Podemos dizer, que o Grupo Capitães da Areia, faz jus ao nome adotado, já que no romance homônimo de Jorge Amado, os Capitães da Areia” eram compostos por um conjunto de crianças abandonadas e desfavorecidas. Assim, mestre Anande, fundamenta sua proposta representando a sua capoeira como “arma dos oprimidos” e luta do fraco contra o forte, simbolicamente representando um “exercito popular” composto por trabalhadores, estudantes, mulheres, e artistas populares, se opondo e combatendo os capoeiristas que atuavam na Federação Paulista de capoeira e se identificavam com os opressores.
Quero ressaltar que, os Capitães d’ Areia, também acreditavam e encaravam a capoeira como esporte genuinamente brasileiro, mas não deixava de lado os outros aspectos importantes da nossa arte.
O que diferencia jogo de esporte, é que no jogo as regras são flexíveis e adaptáveis as situações e aos componentes da roda, para ser considerada apenas esporte tem que ocorrer a institucionalização de regras para a prática, definindo diâmetro da roda, tempo para o jogo, pontuação etc.... tudo isso é válido desde que não seja deixado de lado outros facetas essenciais que fundamentam e dão significado a prática da capoeira.

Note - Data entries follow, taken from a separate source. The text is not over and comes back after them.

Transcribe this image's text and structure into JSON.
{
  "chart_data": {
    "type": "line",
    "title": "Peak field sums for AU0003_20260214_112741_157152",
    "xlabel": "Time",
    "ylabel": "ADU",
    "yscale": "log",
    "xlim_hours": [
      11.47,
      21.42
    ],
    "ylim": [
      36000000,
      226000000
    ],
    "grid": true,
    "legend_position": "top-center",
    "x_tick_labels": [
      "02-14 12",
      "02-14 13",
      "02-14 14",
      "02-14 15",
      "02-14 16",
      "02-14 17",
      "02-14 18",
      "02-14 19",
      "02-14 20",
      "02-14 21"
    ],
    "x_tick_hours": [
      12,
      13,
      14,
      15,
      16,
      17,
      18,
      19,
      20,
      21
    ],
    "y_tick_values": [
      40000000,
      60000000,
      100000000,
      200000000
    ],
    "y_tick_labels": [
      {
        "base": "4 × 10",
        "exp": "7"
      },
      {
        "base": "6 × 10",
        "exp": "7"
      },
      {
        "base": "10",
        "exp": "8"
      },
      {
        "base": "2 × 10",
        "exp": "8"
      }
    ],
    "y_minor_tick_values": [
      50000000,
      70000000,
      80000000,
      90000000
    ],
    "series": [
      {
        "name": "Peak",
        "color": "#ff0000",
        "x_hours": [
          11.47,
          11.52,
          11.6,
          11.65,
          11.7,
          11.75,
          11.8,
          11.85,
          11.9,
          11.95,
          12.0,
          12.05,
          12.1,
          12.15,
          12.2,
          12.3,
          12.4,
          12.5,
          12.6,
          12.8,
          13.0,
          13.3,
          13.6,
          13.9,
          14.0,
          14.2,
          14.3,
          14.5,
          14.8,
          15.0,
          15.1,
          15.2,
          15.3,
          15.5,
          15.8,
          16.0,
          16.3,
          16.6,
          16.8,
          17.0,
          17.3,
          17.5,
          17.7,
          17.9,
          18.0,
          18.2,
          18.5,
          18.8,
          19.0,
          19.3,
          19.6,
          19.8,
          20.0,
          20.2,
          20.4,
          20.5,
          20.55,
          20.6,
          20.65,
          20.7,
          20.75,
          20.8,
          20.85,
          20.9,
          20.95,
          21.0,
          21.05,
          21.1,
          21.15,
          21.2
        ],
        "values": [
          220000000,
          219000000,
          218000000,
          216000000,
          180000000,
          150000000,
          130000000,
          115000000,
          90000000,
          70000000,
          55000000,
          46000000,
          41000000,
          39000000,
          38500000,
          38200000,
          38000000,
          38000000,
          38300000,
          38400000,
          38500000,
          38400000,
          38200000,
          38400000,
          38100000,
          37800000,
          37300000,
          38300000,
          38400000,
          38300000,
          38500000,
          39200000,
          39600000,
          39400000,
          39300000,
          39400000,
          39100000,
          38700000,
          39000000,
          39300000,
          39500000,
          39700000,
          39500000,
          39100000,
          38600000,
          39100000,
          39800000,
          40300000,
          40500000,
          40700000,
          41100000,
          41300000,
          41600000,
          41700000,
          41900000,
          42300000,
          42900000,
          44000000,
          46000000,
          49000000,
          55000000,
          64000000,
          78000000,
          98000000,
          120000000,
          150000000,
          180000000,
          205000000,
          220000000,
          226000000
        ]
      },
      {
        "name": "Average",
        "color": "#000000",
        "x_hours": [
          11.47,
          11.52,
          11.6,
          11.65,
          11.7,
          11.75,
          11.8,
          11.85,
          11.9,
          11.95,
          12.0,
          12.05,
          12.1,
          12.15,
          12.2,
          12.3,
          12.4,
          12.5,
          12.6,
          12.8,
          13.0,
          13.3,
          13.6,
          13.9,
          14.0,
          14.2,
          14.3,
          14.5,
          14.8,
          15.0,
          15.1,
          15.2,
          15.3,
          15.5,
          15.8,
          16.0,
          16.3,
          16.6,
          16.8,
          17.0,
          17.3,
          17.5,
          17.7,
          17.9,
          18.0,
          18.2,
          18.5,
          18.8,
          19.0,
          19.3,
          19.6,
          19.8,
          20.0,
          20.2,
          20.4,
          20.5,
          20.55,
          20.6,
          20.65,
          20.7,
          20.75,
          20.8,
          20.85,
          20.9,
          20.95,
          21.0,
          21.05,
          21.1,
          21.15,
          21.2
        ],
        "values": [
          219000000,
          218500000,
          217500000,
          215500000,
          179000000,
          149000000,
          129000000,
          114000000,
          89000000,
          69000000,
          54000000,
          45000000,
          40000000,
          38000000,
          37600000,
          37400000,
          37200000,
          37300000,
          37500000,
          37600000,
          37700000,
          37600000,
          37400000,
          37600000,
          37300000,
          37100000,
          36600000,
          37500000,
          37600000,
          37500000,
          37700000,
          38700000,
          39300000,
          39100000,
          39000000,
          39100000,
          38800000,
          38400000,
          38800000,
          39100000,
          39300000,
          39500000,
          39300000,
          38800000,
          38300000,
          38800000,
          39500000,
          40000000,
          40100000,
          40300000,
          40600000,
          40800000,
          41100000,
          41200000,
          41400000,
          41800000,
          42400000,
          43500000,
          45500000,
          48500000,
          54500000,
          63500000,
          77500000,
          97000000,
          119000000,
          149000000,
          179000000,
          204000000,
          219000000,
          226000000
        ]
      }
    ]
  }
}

Hoje em dia vários capoeiristas falam e se vangloriam de praticarem o “estilo” Capitães da Areia, e não conhecem o seu fundamento. A “técnica” Capitães da Areias, foi apenas a materialização física de uma necessidade natural de liberdade e autonomia do capoeirista, gerando um desenvolvimento e um aperfeiçoamento técnico, visando a sobrevivência e afirmação dos verdadeiros valores da cultura popular, em um ambiente político de massificação e opressão.